Zigzag
de Olive Senior

critiqué par Germain, le 25 septembre 2010
( - 73 ans)


La note:  étoiles
Fabuleux zigzags !
Attention, cette collection de nouvelles pourrait dangereusement changer votre vie ! Car l’univers d’Olive Senior ne se limite pas à nous faire découvrir la Jamaïque, une île belle et rebelle, à la fois terre du calypso et de la secte des rastafaris. Cette traqueuse de vérité décrit aussi la condition humaine en témoignant d’une éblouissante subtilité. Composées dans le langage des humbles, avec d'incessants recours au créole, ces petites histoires de vie se dégustent comme un verre de punch. On y évoque tour à tour le guérisseur local – un étonnant Maginoir -, l'éducation des filles, les illusions et les déconvenues, les espoirs risibles : un amant parti, une enfant faisant du souci, une robe capable de changer la vie... On y parle de l’amour et de ses dangers, quand le tumulte envahit le cœur des filles… et des gars : « si elle le regardait, il la lirait comme un livre ». On y rencontre la vieille et solitaire Miss Evadney dépensant une énergie indomptable pour préserver le seul amour de sa vie : un pied de christophine qui, hélas, dépérira du fait des mauvaises gens.
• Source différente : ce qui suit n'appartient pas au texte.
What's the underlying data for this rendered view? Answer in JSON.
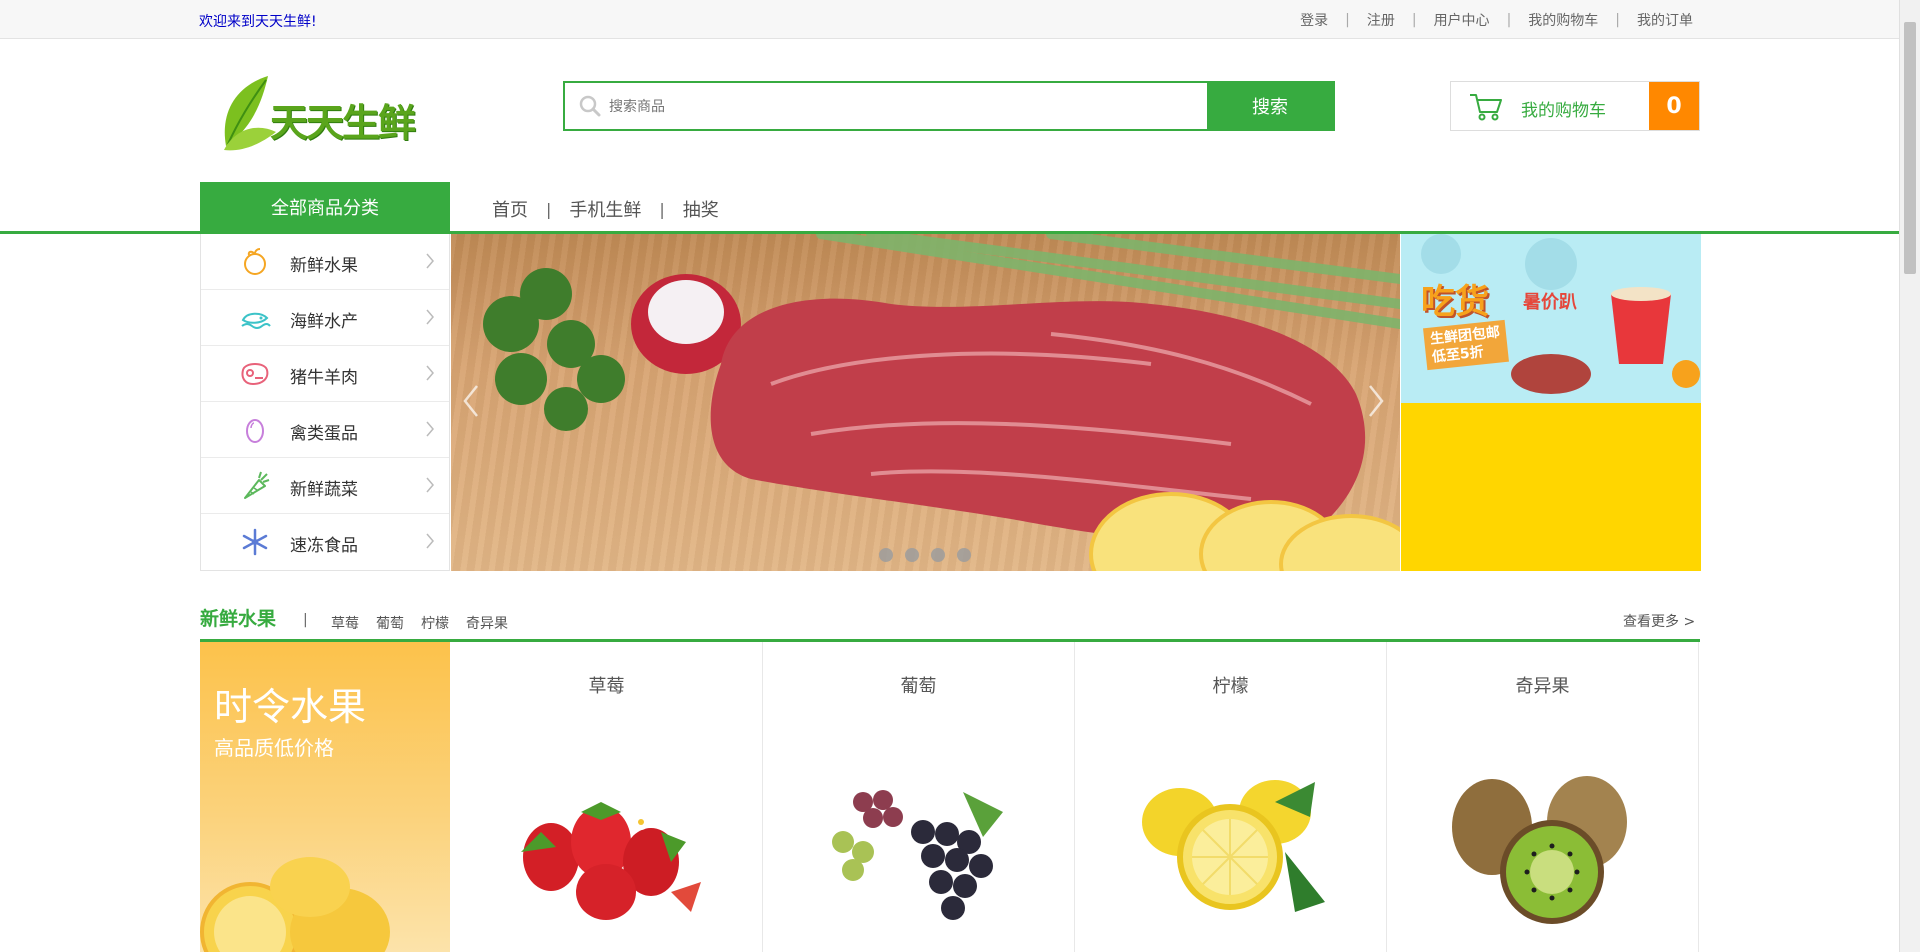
{
  "topbar": {
    "welcome": "欢迎来到天天生鲜!",
    "links": [
      "登录",
      "注册",
      "用户中心",
      "我的购物车",
      "我的订单"
    ]
  },
  "logo": {
    "text": "天天生鲜"
  },
  "search": {
    "placeholder": "搜索商品",
    "button": "搜索"
  },
  "cart": {
    "label": "我的购物车",
    "count": "0"
  },
  "nav": {
    "all_categories": "全部商品分类",
    "items": [
      "首页",
      "手机生鲜",
      "抽奖"
    ]
  },
  "categories": [
    {
      "label": "新鲜水果",
      "icon": "fruit-icon"
    },
    {
      "label": "海鲜水产",
      "icon": "seafood-icon"
    },
    {
      "label": "猪牛羊肉",
      "icon": "meat-icon"
    },
    {
      "label": "禽类蛋品",
      "icon": "egg-icon"
    },
    {
      "label": "新鲜蔬菜",
      "icon": "vegetable-icon"
    },
    {
      "label": "速冻食品",
      "icon": "frozen-icon"
    }
  ],
  "ad": {
    "title": "吃货",
    "subtitle": "暑价趴",
    "tag_line1": "生鲜团包邮",
    "tag_line2": "低至5折"
  },
  "section": {
    "title": "新鲜水果",
    "sublinks": [
      "草莓",
      "葡萄",
      "柠檬",
      "奇异果"
    ],
    "more": "查看更多 >",
    "promo_title": "时令水果",
    "promo_subtitle": "高品质低价格",
    "products": [
      "草莓",
      "葡萄",
      "柠檬",
      "奇异果"
    ]
  },
  "colors": {
    "brand_green": "#37ab40",
    "cart_orange": "#ff8800",
    "ad_yellow": "#ffd600"
  }
}
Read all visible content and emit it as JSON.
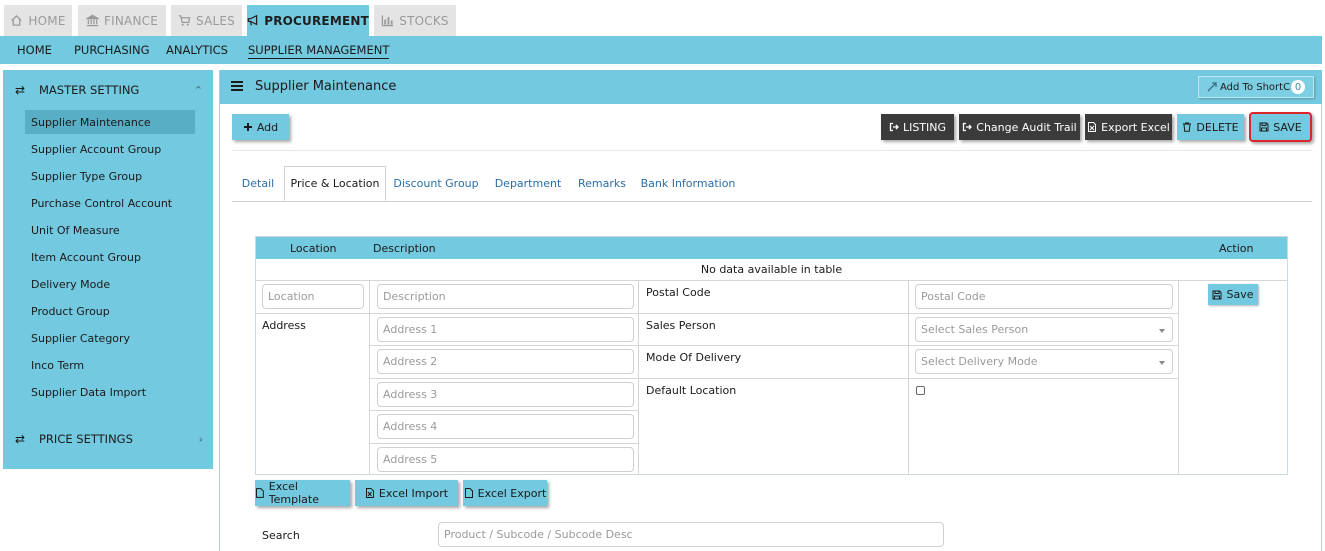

Au-delà de pages richement parsemées de recettes de vie, on y découvre comment les rapports humains se tissent. Non, à l'évidence, « la vie n’est pas aussi facile à boire qu’un bol de toloman » ; à moins de « laisser jaillir sa présence » comme ce formidable Tonton, jugé « fou » en Angleterre. Il révélera un jour la douloureuse vérité à Fifi : « Ils ont défiguré ma personne et lui ont fait subir des indignités. Ils m’ont ôté le cœur et l’ont remplacé par un organe mécanique. Et tu sais pourquoi, Fifi ? (…) Parce que ces gens ne comprennent que les machines (…) Ils veulent tous nous transformer en machines. De telle sorte qu’ils peuvent nous utiliser comme il leur plaît et personne ne peut dire la moindre chose parce que nous ne sommes plus humains… » Christine Raguet, la traductrice, a puisé dans la langue des départements d'outre-mer. Elle a inventé des mots exquis, multicolores, dont elle a jalonné ses textes : tifi, manman, bois-cabri pour le dos, maginoir, quimbois, seigné, mafi, ti-manmaille ou… tout-à-faitement. On savoure littéralement ces belles trouvailles linguistiques… et l’époustouflante lucidité de ses paroles si vraies et si poétiques. Une indéniable réussite.